One way to look at today’s society is to say that we must still be in the throes of racism if mobs of people feel the need to the streets and pull statues down, and demand the removal of others. Another way to look at today’s society – a way that at least has some truth attached to it – is that we must have done an awful lot right to bring about the decimation of most racism if people have the luxury of having to focus on statues of people who died before they were born. As always, I expect the truth lies somewhere in between.

But there is something significant, to do with balance, that we are probably getting wrong about the racism matter. I think it’s partly in the misdiagnosis, and partly in the misallocation of attention. The misdiagnosis is that I think virtually all acts that appear to be racist are, in fact, only proximally identified. I think the distal, and far more prominent causes of apparent racism are built on more fundamental kinds of pain, weakness, fear, resentment and insecurity (often flavoured by national and cultural heritage too).
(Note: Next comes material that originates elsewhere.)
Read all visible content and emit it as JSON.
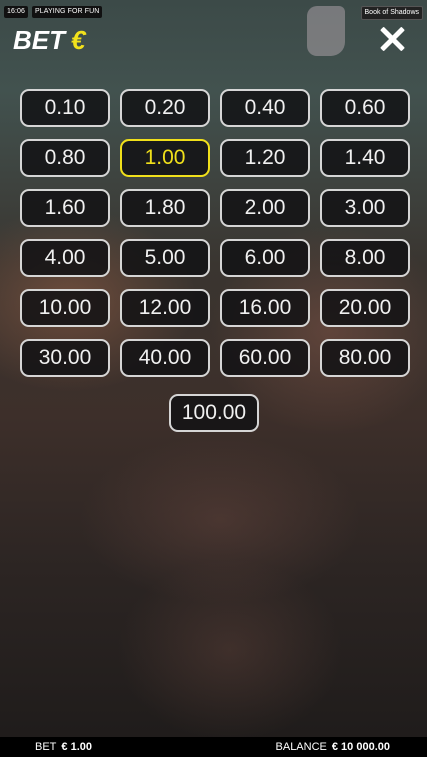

In other words, when someone appears to show racial hostility, it is often only superficially to do with the victim’s skin colour or ethnicity – it is largely driven by the inner hostility and self-contempt of the perpetrator. If we looked for the hurt in the racist, we’d see damaged people who have not been given the sufficient education, diversity of life experience, love, guidance and opportunities to enable them to be better, more tolerant, less hostile people. Attacking someone by their label is the outward manifestation of an inner self-disgust – I don’t think it’s much to do with a genuine prejudice against skin colour or ethnicity. As Graham Greene observed in The Power and The Glory:

“Hate was just a failure of imagination.”
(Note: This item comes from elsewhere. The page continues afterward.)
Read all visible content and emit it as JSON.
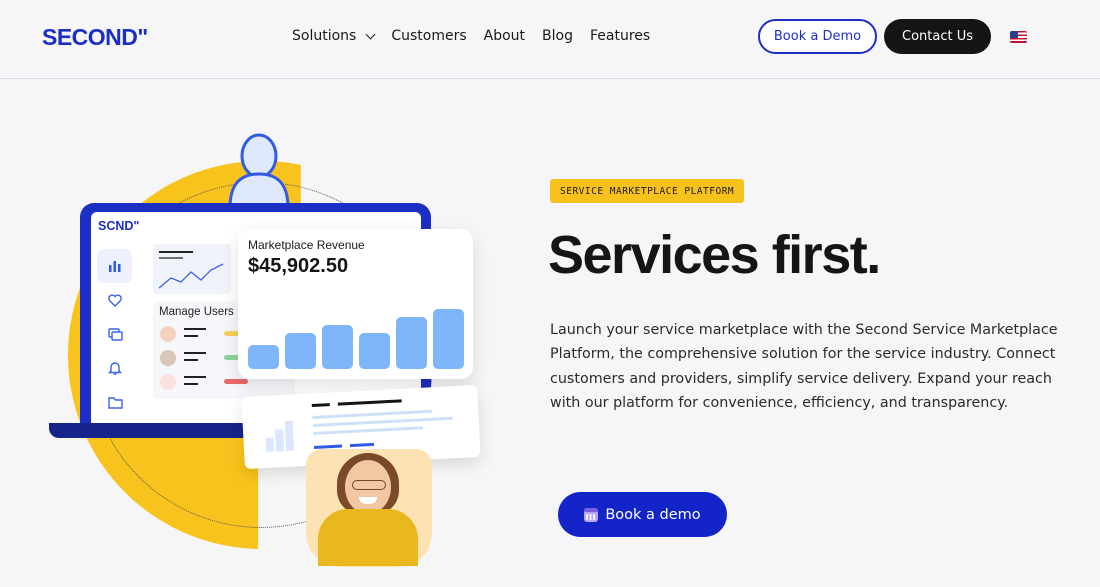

And that leads me to the misallocation of attention. Having regularly misdiagnosed racism, society then places almost all the emphasis on the victim, and almost none on the perpetrator. Don’t get me wrong, it is certainly important to create a society in which the victims of any prejudice are loved, respected, supported, valued and encouraged to thrive. But unless we begin to identify racism and prejudice for what they are, we won’t help the victims or the perpetrators to move forward, and we’ll remain mired in a false stratification that neglects to focus more accurately on the poison and on the medicine.